Portugal Vineyards

Ivo Tavares Studio

The act of modernising a familiar concept through architecture is always intriguing. While many modes of refreshing common matters to appeal the contemporary market rely on stimulating customers’ senses and revamping visualities, the delivery is often bounded by spatial experience; hence the involvement of architecture and interior design is highly crucial.

For pre-defined image of ordinary-yet-sophisticated subjects such as winery, one generally associates it with dark, rustic, and musky characteristics. However, for Portugal Vineyards—a wine concept store—that perception is shifted entirely with its first physical store, where the space is pristinely white and minimal with curvy contours that enhance the free flow of circulation.
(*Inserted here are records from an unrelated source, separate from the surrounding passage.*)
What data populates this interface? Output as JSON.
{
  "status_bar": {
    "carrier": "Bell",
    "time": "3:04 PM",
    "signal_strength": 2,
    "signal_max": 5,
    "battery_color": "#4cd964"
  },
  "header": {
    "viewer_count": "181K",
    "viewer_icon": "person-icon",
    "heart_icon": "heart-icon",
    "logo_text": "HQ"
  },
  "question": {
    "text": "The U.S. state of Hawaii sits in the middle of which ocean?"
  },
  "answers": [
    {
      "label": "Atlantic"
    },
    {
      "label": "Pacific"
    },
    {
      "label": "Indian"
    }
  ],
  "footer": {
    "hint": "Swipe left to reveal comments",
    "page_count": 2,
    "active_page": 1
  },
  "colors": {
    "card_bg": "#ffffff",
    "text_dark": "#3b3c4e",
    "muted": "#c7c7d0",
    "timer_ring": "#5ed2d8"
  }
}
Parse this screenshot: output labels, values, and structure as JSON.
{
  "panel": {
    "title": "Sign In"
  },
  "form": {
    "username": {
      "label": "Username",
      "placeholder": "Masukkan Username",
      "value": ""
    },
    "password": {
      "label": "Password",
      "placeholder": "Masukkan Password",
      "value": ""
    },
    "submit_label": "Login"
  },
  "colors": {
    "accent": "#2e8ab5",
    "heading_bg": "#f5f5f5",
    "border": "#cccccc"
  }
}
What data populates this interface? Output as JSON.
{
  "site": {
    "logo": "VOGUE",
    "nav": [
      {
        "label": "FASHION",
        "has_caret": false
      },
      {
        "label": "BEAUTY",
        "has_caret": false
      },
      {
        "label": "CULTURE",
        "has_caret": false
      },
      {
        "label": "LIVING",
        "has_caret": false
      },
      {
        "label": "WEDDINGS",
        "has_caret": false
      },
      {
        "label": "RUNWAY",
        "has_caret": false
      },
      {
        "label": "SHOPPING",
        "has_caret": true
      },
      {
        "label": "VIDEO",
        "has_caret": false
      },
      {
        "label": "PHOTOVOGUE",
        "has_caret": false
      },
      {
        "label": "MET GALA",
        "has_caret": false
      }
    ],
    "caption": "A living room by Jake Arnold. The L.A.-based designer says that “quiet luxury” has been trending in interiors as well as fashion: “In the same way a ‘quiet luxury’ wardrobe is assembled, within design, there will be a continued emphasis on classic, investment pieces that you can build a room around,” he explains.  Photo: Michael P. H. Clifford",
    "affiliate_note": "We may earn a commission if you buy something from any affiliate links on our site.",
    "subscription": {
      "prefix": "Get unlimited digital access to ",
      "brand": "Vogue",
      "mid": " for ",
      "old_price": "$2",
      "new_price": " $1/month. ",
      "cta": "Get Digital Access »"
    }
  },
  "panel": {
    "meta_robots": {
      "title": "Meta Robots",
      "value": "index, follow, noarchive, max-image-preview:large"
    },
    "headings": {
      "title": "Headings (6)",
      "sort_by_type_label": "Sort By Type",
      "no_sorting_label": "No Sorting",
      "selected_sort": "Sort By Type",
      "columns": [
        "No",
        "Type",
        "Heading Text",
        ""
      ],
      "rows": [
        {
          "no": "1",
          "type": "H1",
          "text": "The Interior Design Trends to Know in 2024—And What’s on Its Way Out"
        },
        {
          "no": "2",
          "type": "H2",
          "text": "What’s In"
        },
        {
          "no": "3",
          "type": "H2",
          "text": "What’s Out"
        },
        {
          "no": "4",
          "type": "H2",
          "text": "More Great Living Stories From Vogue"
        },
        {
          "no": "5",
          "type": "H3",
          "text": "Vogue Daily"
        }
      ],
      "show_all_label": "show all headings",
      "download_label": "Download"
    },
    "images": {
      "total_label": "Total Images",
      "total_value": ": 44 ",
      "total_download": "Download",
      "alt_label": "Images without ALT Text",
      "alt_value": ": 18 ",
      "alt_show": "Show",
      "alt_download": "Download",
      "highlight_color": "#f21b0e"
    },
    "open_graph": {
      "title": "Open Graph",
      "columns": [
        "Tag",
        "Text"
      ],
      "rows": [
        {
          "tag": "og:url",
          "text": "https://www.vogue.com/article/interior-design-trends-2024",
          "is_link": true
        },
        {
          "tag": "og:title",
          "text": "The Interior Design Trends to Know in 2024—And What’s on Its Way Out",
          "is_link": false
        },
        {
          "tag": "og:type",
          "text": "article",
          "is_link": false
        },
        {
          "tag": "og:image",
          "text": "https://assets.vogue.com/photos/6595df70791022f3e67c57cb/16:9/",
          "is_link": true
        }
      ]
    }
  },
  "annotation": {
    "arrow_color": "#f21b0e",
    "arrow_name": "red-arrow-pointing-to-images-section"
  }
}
Designed by Porto Architects, the space is entirely open with a few main programmatic zones: the display area of a curated selection of Portuguese wines that changes every season, the browsing station for transactional logistics, and the tasting site where modern chairs are accompanied by wine barrels; all covered in a white coat. Almost like a laboratory, the store holds an additional industrial feel with its gridded windows.

As the exterior facade is a polar contrast of the interior, the main space is lit up with stark white light, enhancing its curves. Complementing spherical lights scattered across the store are lines of light running where surfaces meet. The geometric aggregation of forms, in variations, playfully create a canvas for colourful bottles of liquour. Although shapes become secondary, they still hold a power that determines programmatic territories. The interchange of power play becomes dynamic in a way that customers are bound to be drawn to the main products, while still are able to have the freedom of wandering around the space with the desire to explore—one of the main objectives of concept stores in contemporary times.

Nowadays, it’s not uncommon to rethink what-can-be and what-could-have-been. However, the translation of thoughts and ideas into materialisation is still a challenge for designers to explore and overcome. With the focus of redefining concepts being architecture-centric, it’s important to imagine expansively and then compose those thoughts into one cohesive and minimal foundation in order to form spaces that are captivating yet ever so simple.